After a couple of days I thought this was not fair on my mentally ill wife to divorce her, I apologised and told her I didn't want to. I had read up on bipolar and understand the chemical imbalance in the brain and the descision making process is effected.
I have been off work for 7 weeks looking after our children and I am unfit for work (stress). I have fallen out with my patents over the choice not to take my wife to court.
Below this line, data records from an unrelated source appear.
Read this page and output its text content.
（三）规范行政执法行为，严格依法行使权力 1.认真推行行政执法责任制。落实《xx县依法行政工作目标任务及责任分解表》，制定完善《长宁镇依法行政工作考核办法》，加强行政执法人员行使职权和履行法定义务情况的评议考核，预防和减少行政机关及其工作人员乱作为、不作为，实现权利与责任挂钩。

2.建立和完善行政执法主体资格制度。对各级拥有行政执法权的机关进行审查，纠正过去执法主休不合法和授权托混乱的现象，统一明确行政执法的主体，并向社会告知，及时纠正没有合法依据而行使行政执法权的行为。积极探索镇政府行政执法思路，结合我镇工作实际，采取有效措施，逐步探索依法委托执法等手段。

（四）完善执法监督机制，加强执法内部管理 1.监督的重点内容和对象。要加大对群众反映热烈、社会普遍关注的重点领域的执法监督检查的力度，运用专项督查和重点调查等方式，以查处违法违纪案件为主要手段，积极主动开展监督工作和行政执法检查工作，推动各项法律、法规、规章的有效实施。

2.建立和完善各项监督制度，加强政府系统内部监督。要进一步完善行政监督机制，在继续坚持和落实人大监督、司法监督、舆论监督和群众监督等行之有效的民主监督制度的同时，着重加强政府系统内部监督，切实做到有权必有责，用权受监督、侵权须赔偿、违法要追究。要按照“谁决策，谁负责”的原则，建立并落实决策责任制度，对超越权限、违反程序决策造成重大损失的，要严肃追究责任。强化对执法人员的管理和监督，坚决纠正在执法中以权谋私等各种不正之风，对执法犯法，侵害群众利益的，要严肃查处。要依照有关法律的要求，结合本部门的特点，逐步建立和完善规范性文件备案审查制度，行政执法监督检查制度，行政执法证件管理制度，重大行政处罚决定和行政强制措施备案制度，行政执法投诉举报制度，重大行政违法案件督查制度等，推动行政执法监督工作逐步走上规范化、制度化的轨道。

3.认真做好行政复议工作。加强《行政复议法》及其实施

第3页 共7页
My wife wouldn't return home despite our 4 year old son sobbing his heart out to her. She continued to stay at her cousins house.
My wife said she would come back when SHE was ready, as she was angry at me and didn't want the kids to see her in this state.she's fallen out with her family and friends following her actions.
My wife can home a week ago and has been taking medication (olanzphine)? But she still feels the need to "escape" to her cousins as his wife suffered from bipolar and "he understands her". This hurts me as she tells me they as best friends now, I have tried saying to her I love you and I don't want you to go but she thinks I'm controlling her bad this makes her not want to get back with me. My kid spine after her every night which reduces me to tears (not in front of them). I hVe put the children in to child care for 3 days a week but recently found out I am entitled to £0 child tax credits. So now have a big nursery bill.
I'm falling apart emotionally and financially as I gave my wife £350 (after increasing my overdraft) which lasted her a week as she went out and got hammered.
I don't know how to carry on, it's killing me. I'm doing a good job of looking after the kids - her parents say they are better off with me!
My wife says if we are to get back she needs her space to help her recover, she spends the day at our house then drives to her cousins and stays there, she comes home when the kids wake up.
any advice would be greatly appreciated.